Heavy-handed governments lend themselves quite readily to satire. Setting “Post Mortem” eight years in the future, A.R. Gurney posits the results of the Bush regime, envisioning curtailed civil rights, enforced religion and a decaying culture in which theaters have been turned into casinos. The fitfully amusing play alternates sharp jabs with meandering speechifying, featuring one-dimensional characters and a paucity of plot — it’s more of a long sketch than a fully realized work. That said, Insight America’s West Coast premiere production capitalizes on the play’s strengths with Jered Barclay’s thoughtful direction and a smart trio of actors.
Alice (Anna Nicholas) is a drama teacher at a faith-based university in the Midwest in 2015. She’s holding office hours when Dexter (Alan Bruce Becker), one of her students, arrives to confer about a thesis topic and shamelessly flirt with her.
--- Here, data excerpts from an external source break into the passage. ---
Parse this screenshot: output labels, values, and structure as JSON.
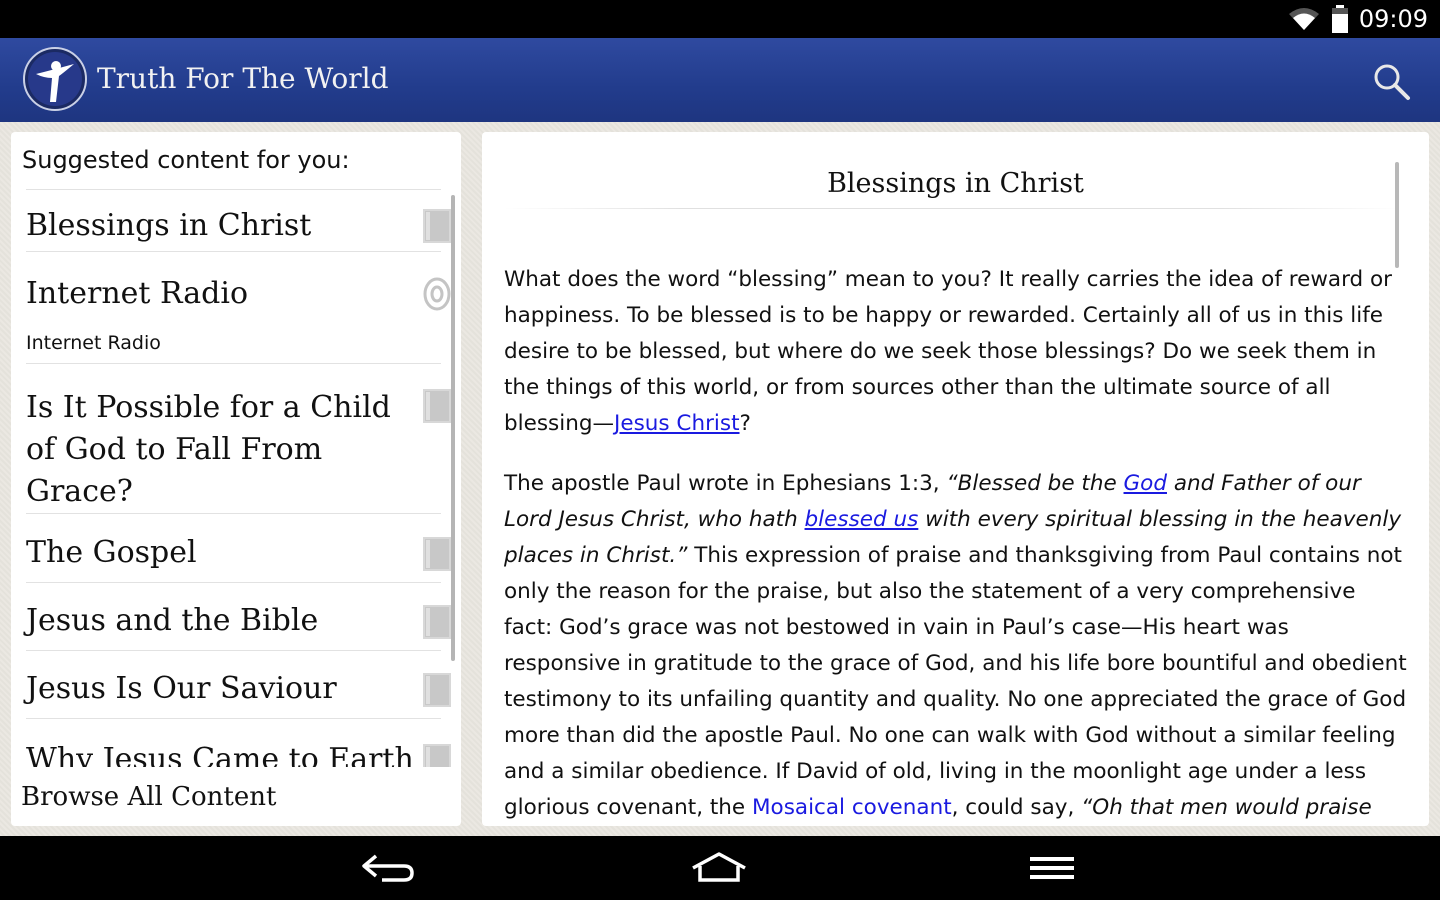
{
  "status_bar": {
    "time": "09:09",
    "icons": [
      "wifi-icon",
      "battery-icon"
    ]
  },
  "app_bar": {
    "title": "Truth For The World",
    "logo": "truth-for-the-world-logo",
    "search_icon": "search-icon",
    "color": "#223c8c"
  },
  "sidebar": {
    "header": "Suggested content for you:",
    "items": [
      {
        "title": "Blessings in Christ",
        "icon": "book-icon"
      },
      {
        "title": "Internet Radio",
        "subtitle": "Internet Radio",
        "icon": "radio-icon"
      },
      {
        "title": "Is It Possible for a Child of God to Fall From Grace?",
        "icon": "book-icon"
      },
      {
        "title": "The Gospel",
        "icon": "book-icon"
      },
      {
        "title": "Jesus and the Bible",
        "icon": "book-icon"
      },
      {
        "title": "Jesus Is Our Saviour",
        "icon": "book-icon"
      },
      {
        "title": "Why Jesus Came to Earth",
        "icon": "book-icon"
      }
    ],
    "browse_all": "Browse All Content"
  },
  "article": {
    "title": "Blessings in Christ",
    "p1": {
      "text": "What does the word “blessing” mean to you? It really carries the idea of reward or happiness. To be blessed is to be happy or rewarded. Certainly all of us in this life desire to be blessed, but where do we seek those blessings? Do we seek them in the things of this world, or from sources other than the ultimate source of all blessing—",
      "link": "Jesus Christ",
      "end": "?"
    },
    "p2": {
      "t1": "The apostle Paul wrote in Ephesians 1:3, ",
      "q1": "“Blessed be the ",
      "link1": "God",
      "q2": " and Father of our Lord Jesus Christ, who hath ",
      "link2": "blessed us",
      "q3": " with every spiritual blessing in the heavenly places in Christ.”",
      "t2": " This expression of praise and thanksgiving from Paul contains not only the reason for the praise, but also the statement of a very comprehensive fact: God’s grace was not bestowed in vain in Paul’s case—His heart was responsive in gratitude to the grace of God, and his life bore bountiful and obedient testimony to its unfailing quantity and quality. No one appreciated the grace of God more than did the apostle Paul. No one can walk with God without a similar feeling and a similar obedience. If David of old, living in the moonlight age under a less glorious covenant, the ",
      "link3": "Mosaical covenant",
      "t3": ", could say, ",
      "q4": "“Oh that men would praise Jehovah for"
    },
    "link_color": "#1a1ae0"
  },
  "nav_bar": {
    "buttons": [
      "back-icon",
      "home-icon",
      "menu-icon"
    ]
  }
}
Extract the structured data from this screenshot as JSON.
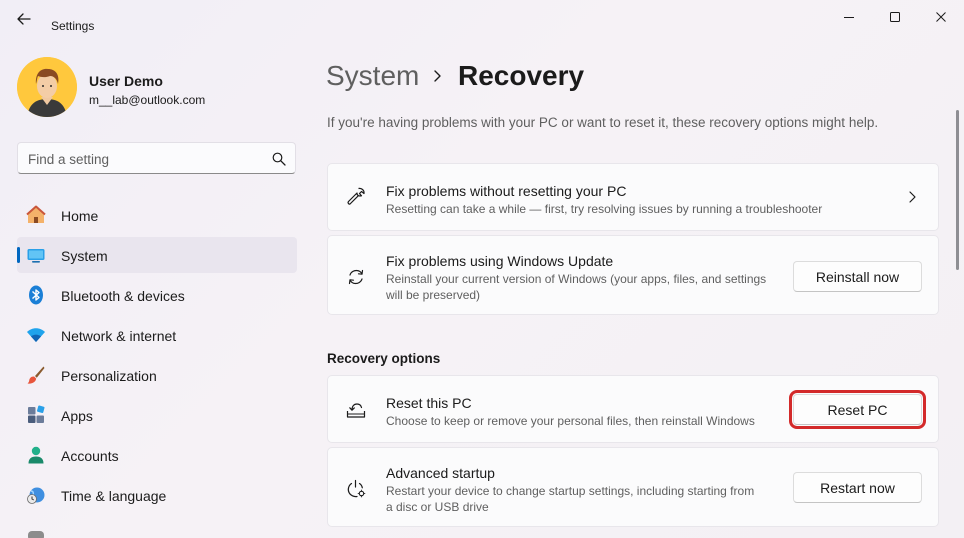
{
  "window": {
    "app_title": "Settings"
  },
  "user": {
    "name": "User Demo",
    "email": "m__lab@outlook.com"
  },
  "search": {
    "placeholder": "Find a setting",
    "value": ""
  },
  "sidebar": {
    "items": [
      {
        "label": "Home",
        "icon": "home-icon",
        "active": false
      },
      {
        "label": "System",
        "icon": "system-icon",
        "active": true
      },
      {
        "label": "Bluetooth & devices",
        "icon": "bluetooth-icon",
        "active": false
      },
      {
        "label": "Network & internet",
        "icon": "network-icon",
        "active": false
      },
      {
        "label": "Personalization",
        "icon": "personalization-icon",
        "active": false
      },
      {
        "label": "Apps",
        "icon": "apps-icon",
        "active": false
      },
      {
        "label": "Accounts",
        "icon": "accounts-icon",
        "active": false
      },
      {
        "label": "Time & language",
        "icon": "time-language-icon",
        "active": false
      }
    ]
  },
  "header": {
    "breadcrumb_parent": "System",
    "breadcrumb_current": "Recovery",
    "intro": "If you're having problems with your PC or want to reset it, these recovery options might help."
  },
  "cards": {
    "fix_no_reset": {
      "title": "Fix problems without resetting your PC",
      "description": "Resetting can take a while — first, try resolving issues by running a troubleshooter",
      "icon": "wrench-icon"
    },
    "fix_update": {
      "title": "Fix problems using Windows Update",
      "description_line1": "Reinstall your current version of Windows (your apps, files, and settings",
      "description_line2": "will be preserved)",
      "button": "Reinstall now",
      "icon": "refresh-icon"
    }
  },
  "recovery_options": {
    "heading": "Recovery options",
    "reset": {
      "title": "Reset this PC",
      "description": "Choose to keep or remove your personal files, then reinstall Windows",
      "button": "Reset PC",
      "icon": "reset-pc-icon"
    },
    "advanced": {
      "title": "Advanced startup",
      "description_line1": "Restart your device to change startup settings, including starting from",
      "description_line2": "a disc or USB drive",
      "button": "Restart now",
      "icon": "advanced-startup-icon"
    }
  },
  "colors": {
    "accent": "#0067c0",
    "highlight_border": "#d32a2a",
    "background": "#f3f0f5"
  }
}
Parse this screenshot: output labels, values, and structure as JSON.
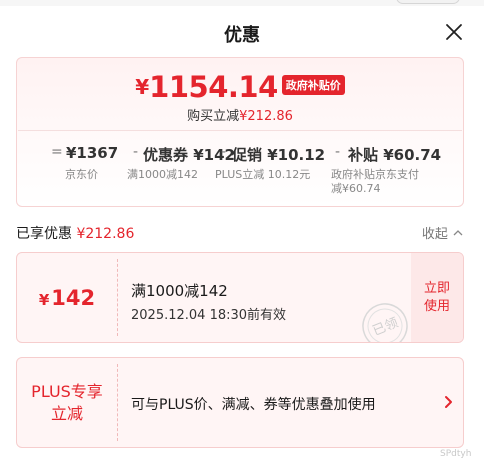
{
  "header": {
    "title": "优惠"
  },
  "summary": {
    "currency": "¥",
    "final_price": "1154.14",
    "gov_tag": "政府补贴价",
    "buy_prefix": "购买立减",
    "buy_amount": "¥212.86",
    "breakdown": [
      {
        "op": "=",
        "value": "¥1367",
        "label": "京东价"
      },
      {
        "op": "-",
        "value": "优惠券 ¥142",
        "label": "满1000减142"
      },
      {
        "op": "-",
        "value": "促销 ¥10.12",
        "label": "PLUS立减 10.12元"
      },
      {
        "op": "-",
        "value": "补贴 ¥60.74",
        "label_line1": "政府补贴京东支付",
        "label_line2": "减¥60.74"
      }
    ]
  },
  "enjoyed": {
    "prefix": "已享优惠",
    "amount": "¥212.86",
    "collapse_label": "收起"
  },
  "coupon": {
    "currency": "¥",
    "amount": "142",
    "condition": "满1000减142",
    "validity": "2025.12.04 18:30前有效",
    "stamp_text": "已领",
    "use_label": "立即使用"
  },
  "plus": {
    "label": "PLUS专享立减",
    "description": "可与PLUS价、满减、券等优惠叠加使用"
  },
  "watermark": "SPdtyh",
  "colors": {
    "accent": "#e4252d",
    "card_bg": "#fff5f5",
    "border": "#f6cdcd"
  },
  "icons": {
    "close": "close-icon",
    "collapse": "chevron-up-icon",
    "more": "chevron-right-icon"
  }
}
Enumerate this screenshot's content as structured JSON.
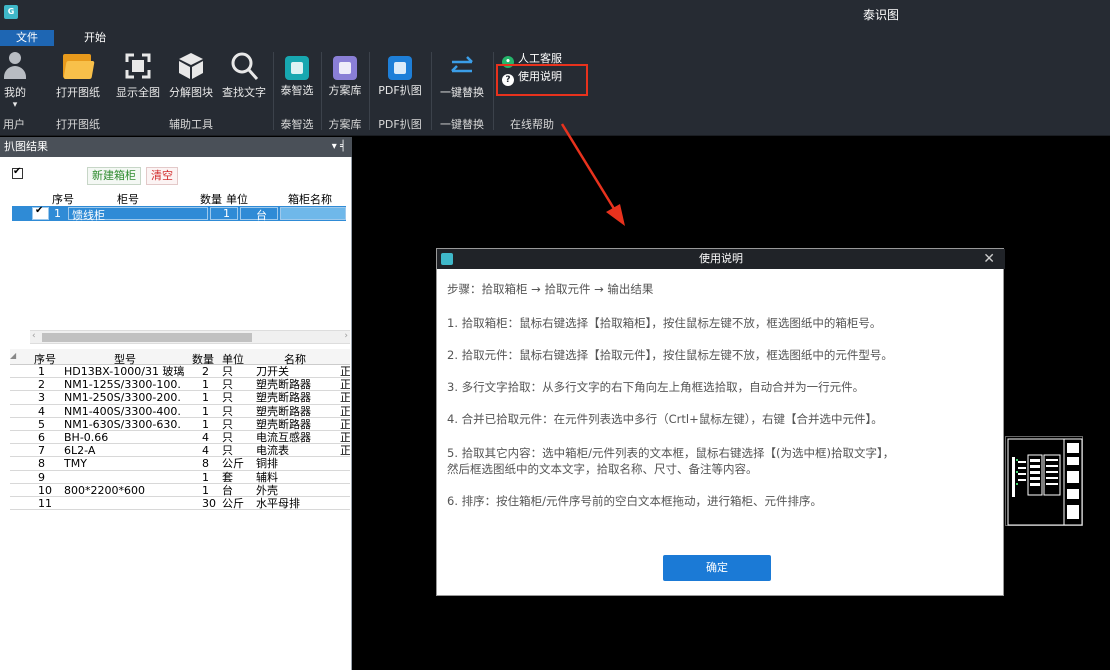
{
  "app": {
    "title": "泰识图"
  },
  "menu": {
    "tabs": [
      "文件",
      "开始"
    ]
  },
  "ribbon": {
    "buttons": [
      {
        "label": "我的",
        "icon": "user-icon"
      },
      {
        "label": "打开图纸",
        "icon": "folder-icon"
      },
      {
        "label": "显示全图",
        "icon": "fullscreen-icon"
      },
      {
        "label": "分解图块",
        "icon": "cube-icon"
      },
      {
        "label": "查找文字",
        "icon": "search-icon"
      },
      {
        "label": "泰智选",
        "icon": "robot-icon"
      },
      {
        "label": "方案库",
        "icon": "library-icon"
      },
      {
        "label": "PDF扒图",
        "icon": "pdf-icon"
      },
      {
        "label": "一键替换",
        "icon": "swap-icon"
      }
    ],
    "groups": [
      "用户",
      "打开图纸",
      "辅助工具",
      "泰智选",
      "方案库",
      "PDF扒图",
      "一键替换",
      "在线帮助"
    ],
    "help": {
      "service": "人工客服",
      "manual": "使用说明"
    },
    "dropdown_arrow": "▾"
  },
  "panel": {
    "title": "扒图结果",
    "pin_icon": "▾ ╡",
    "new_cabinet": "新建箱柜",
    "clear": "清空",
    "cabinet_grid": {
      "headers": [
        "序号",
        "柜号",
        "数量",
        "单位",
        "箱柜名称"
      ],
      "rows": [
        {
          "seq": "1",
          "name": "馈线柜",
          "qty": "1",
          "unit": "台",
          "cname": ""
        }
      ]
    },
    "component_grid": {
      "headers": [
        "序号",
        "型号",
        "数量",
        "单位",
        "名称"
      ],
      "rows": [
        {
          "seq": "1",
          "model": "HD13BX-1000/31 玻璃",
          "qty": "2",
          "unit": "只",
          "name": "刀开关",
          "extra": "正"
        },
        {
          "seq": "2",
          "model": "NM1-125S/3300-100.",
          "qty": "1",
          "unit": "只",
          "name": "塑壳断路器",
          "extra": "正"
        },
        {
          "seq": "3",
          "model": "NM1-250S/3300-200.",
          "qty": "1",
          "unit": "只",
          "name": "塑壳断路器",
          "extra": "正"
        },
        {
          "seq": "4",
          "model": "NM1-400S/3300-400.",
          "qty": "1",
          "unit": "只",
          "name": "塑壳断路器",
          "extra": "正"
        },
        {
          "seq": "5",
          "model": "NM1-630S/3300-630.",
          "qty": "1",
          "unit": "只",
          "name": "塑壳断路器",
          "extra": "正"
        },
        {
          "seq": "6",
          "model": "BH-0.66",
          "qty": "4",
          "unit": "只",
          "name": "电流互感器",
          "extra": "正"
        },
        {
          "seq": "7",
          "model": "6L2-A",
          "qty": "4",
          "unit": "只",
          "name": "电流表",
          "extra": "正"
        },
        {
          "seq": "8",
          "model": "TMY",
          "qty": "8",
          "unit": "公斤",
          "name": "铜排",
          "extra": ""
        },
        {
          "seq": "9",
          "model": "",
          "qty": "1",
          "unit": "套",
          "name": "辅料",
          "extra": ""
        },
        {
          "seq": "10",
          "model": "800*2200*600",
          "qty": "1",
          "unit": "台",
          "name": "外壳",
          "extra": ""
        },
        {
          "seq": "11",
          "model": "",
          "qty": "30",
          "unit": "公斤",
          "name": "水平母排",
          "extra": ""
        }
      ]
    }
  },
  "dialog": {
    "title": "使用说明",
    "close": "✕",
    "lines": [
      "步骤：拾取箱柜 → 拾取元件 → 输出结果",
      "1. 拾取箱柜：鼠标右键选择【拾取箱柜】，按住鼠标左键不放，框选图纸中的箱柜号。",
      "2. 拾取元件：鼠标右键选择【拾取元件】，按住鼠标左键不放，框选图纸中的元件型号。",
      "3. 多行文字拾取：从多行文字的右下角向左上角框选拾取，自动合并为一行元件。",
      "4. 合并已拾取元件：在元件列表选中多行（Crtl+鼠标左键），右键【合并选中元件】。",
      "5. 拾取其它内容：选中箱柜/元件列表的文本框，鼠标右键选择【(为选中框)拾取文字】，",
      "然后框选图纸中的文本文字，拾取名称、尺寸、备注等内容。",
      "6. 排序：按住箱柜/元件序号前的空白文本框拖动，进行箱柜、元件排序。"
    ],
    "ok": "确定"
  },
  "colors": {
    "ribbon_bg": "#262b33",
    "accent": "#1b7ad6",
    "highlight": "#e8321d",
    "selected_row": "#2f8bd6"
  }
}
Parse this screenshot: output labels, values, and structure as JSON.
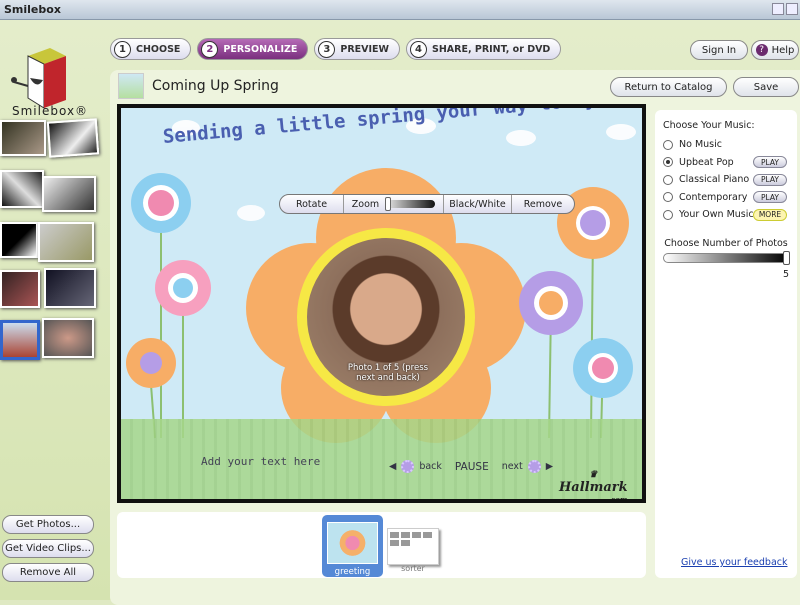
{
  "window": {
    "title": "Smilebox"
  },
  "logo": {
    "text": "Smilebox®"
  },
  "steps": [
    {
      "num": "1",
      "label": "CHOOSE"
    },
    {
      "num": "2",
      "label": "PERSONALIZE",
      "active": true
    },
    {
      "num": "3",
      "label": "PREVIEW"
    },
    {
      "num": "4",
      "label": "SHARE, PRINT, or DVD"
    }
  ],
  "header": {
    "sign_in": "Sign In",
    "help": "Help",
    "return_catalog": "Return to Catalog",
    "save": "Save"
  },
  "template": {
    "title": "Coming Up Spring"
  },
  "card": {
    "headline": "Sending a little spring your way today!",
    "toolbar": {
      "rotate": "Rotate",
      "zoom": "Zoom",
      "bw": "Black/White",
      "remove": "Remove",
      "zoom_level": 0
    },
    "photo_caption": "Photo 1 of 5 (press next and back)",
    "add_text": "Add your text here",
    "nav": {
      "back": "back",
      "pause": "PAUSE",
      "next": "next"
    },
    "brand": "Hallmark",
    "brand_sub": ".com"
  },
  "left": {
    "get_photos": "Get Photos...",
    "get_video": "Get Video Clips...",
    "remove_all": "Remove All"
  },
  "music": {
    "heading": "Choose Your Music:",
    "options": [
      {
        "label": "No Music",
        "selected": false,
        "button": ""
      },
      {
        "label": "Upbeat Pop",
        "selected": true,
        "button": "PLAY"
      },
      {
        "label": "Classical Piano",
        "selected": false,
        "button": "PLAY"
      },
      {
        "label": "Contemporary",
        "selected": false,
        "button": "PLAY"
      },
      {
        "label": "Your Own Music",
        "selected": false,
        "button": "MORE"
      }
    ],
    "photos_heading": "Choose Number of Photos",
    "photos_value": "5",
    "feedback": "Give us your feedback"
  },
  "strip": {
    "greeting": "greeting",
    "sorter": "sorter"
  },
  "colors": {
    "accent": "#7a2f7e",
    "selected_tile": "#5589d6",
    "link": "#1a3fb0"
  }
}
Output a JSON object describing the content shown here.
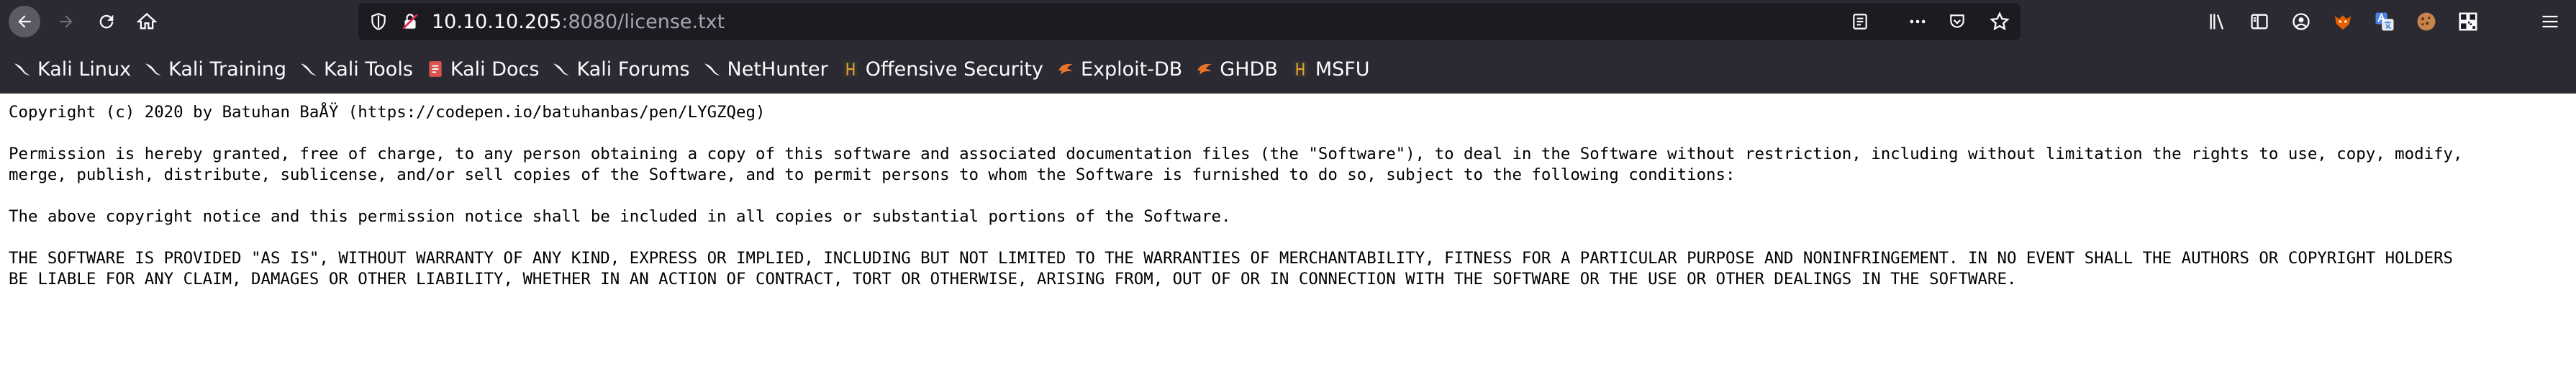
{
  "browser": {
    "url_host": "10.10.10.205",
    "url_rest": ":8080/license.txt",
    "bookmarks": [
      {
        "label": "Kali Linux",
        "icon": "kali-dragon-icon"
      },
      {
        "label": "Kali Training",
        "icon": "kali-dragon-icon"
      },
      {
        "label": "Kali Tools",
        "icon": "kali-dragon-icon"
      },
      {
        "label": "Kali Docs",
        "icon": "kali-docs-icon"
      },
      {
        "label": "Kali Forums",
        "icon": "kali-dragon-icon"
      },
      {
        "label": "NetHunter",
        "icon": "kali-dragon-icon"
      },
      {
        "label": "Offensive Security",
        "icon": "offsec-icon"
      },
      {
        "label": "Exploit-DB",
        "icon": "exploitdb-icon"
      },
      {
        "label": "GHDB",
        "icon": "exploitdb-icon"
      },
      {
        "label": "MSFU",
        "icon": "offsec-icon"
      }
    ]
  },
  "document": {
    "line1": "Copyright (c) 2020 by Batuhan BaÅŸ (https://codepen.io/batuhanbas/pen/LYGZQeg)",
    "line2": "",
    "line3": "Permission is hereby granted, free of charge, to any person obtaining a copy of this software and associated documentation files (the \"Software\"), to deal in the Software without restriction, including without limitation the rights to use, copy, modify,",
    "line4": "merge, publish, distribute, sublicense, and/or sell copies of the Software, and to permit persons to whom the Software is furnished to do so, subject to the following conditions:",
    "line5": "",
    "line6": "The above copyright notice and this permission notice shall be included in all copies or substantial portions of the Software.",
    "line7": "",
    "line8": "THE SOFTWARE IS PROVIDED \"AS IS\", WITHOUT WARRANTY OF ANY KIND, EXPRESS OR IMPLIED, INCLUDING BUT NOT LIMITED TO THE WARRANTIES OF MERCHANTABILITY, FITNESS FOR A PARTICULAR PURPOSE AND NONINFRINGEMENT. IN NO EVENT SHALL THE AUTHORS OR COPYRIGHT HOLDERS",
    "line9": "BE LIABLE FOR ANY CLAIM, DAMAGES OR OTHER LIABILITY, WHETHER IN AN ACTION OF CONTRACT, TORT OR OTHERWISE, ARISING FROM, OUT OF OR IN CONNECTION WITH THE SOFTWARE OR THE USE OR OTHER DEALINGS IN THE SOFTWARE."
  },
  "colors": {
    "chrome_bg": "#2b2a33",
    "urlbar_bg": "#1c1b22",
    "text_light": "#fbfbfe",
    "page_bg": "#ffffff"
  }
}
Dexter’s possible topics are limited in an environment where playwrights such as Tennessee Williams are considered too controversial and the campus theatrical group can produce only biblical stories or tales of the Bush and Cheney families. He suggests a thesis on deceased playwright A.R. Gurney and talks Alice into trying to produce Gurney’s posthumous play “Post Mortem.” Twelve years later, Alice and Dexter are married with children, their legendary production of the play having toppled the repressive government, and they are being interviewed by nervous student Betsy (Andrea Syglowski).
Nicholas brings liveliness and charm to what could be a somewhat expository role, adding an underlying anxiety to the character. Becker successfully transitions Dexter from an importuning student with promise to a worldly and confident adult. Syglowski steals the show as the well-meaning but awkward Betsy, full of questions that won’t all be answered, and the monologue concerning civility that she delivers with gradually mounting rage is a hilarious highlight.
The structure of the play is problematic, with the second scene fizzling when it should be paying off the premise of the first scene. The self-reflexivity of the piece is clever, however, with Gurney having history describe him — from a “Minor Figures in American Drama” book, no less — dismissively as an author of “middle-class comedies of manners.” His alternate biography and role in future history is one of the most effective and delightful aspects of the show. Barclay uses the relatively spare stage to his advantage, putting the focus on the performers. Tech credits are adequate.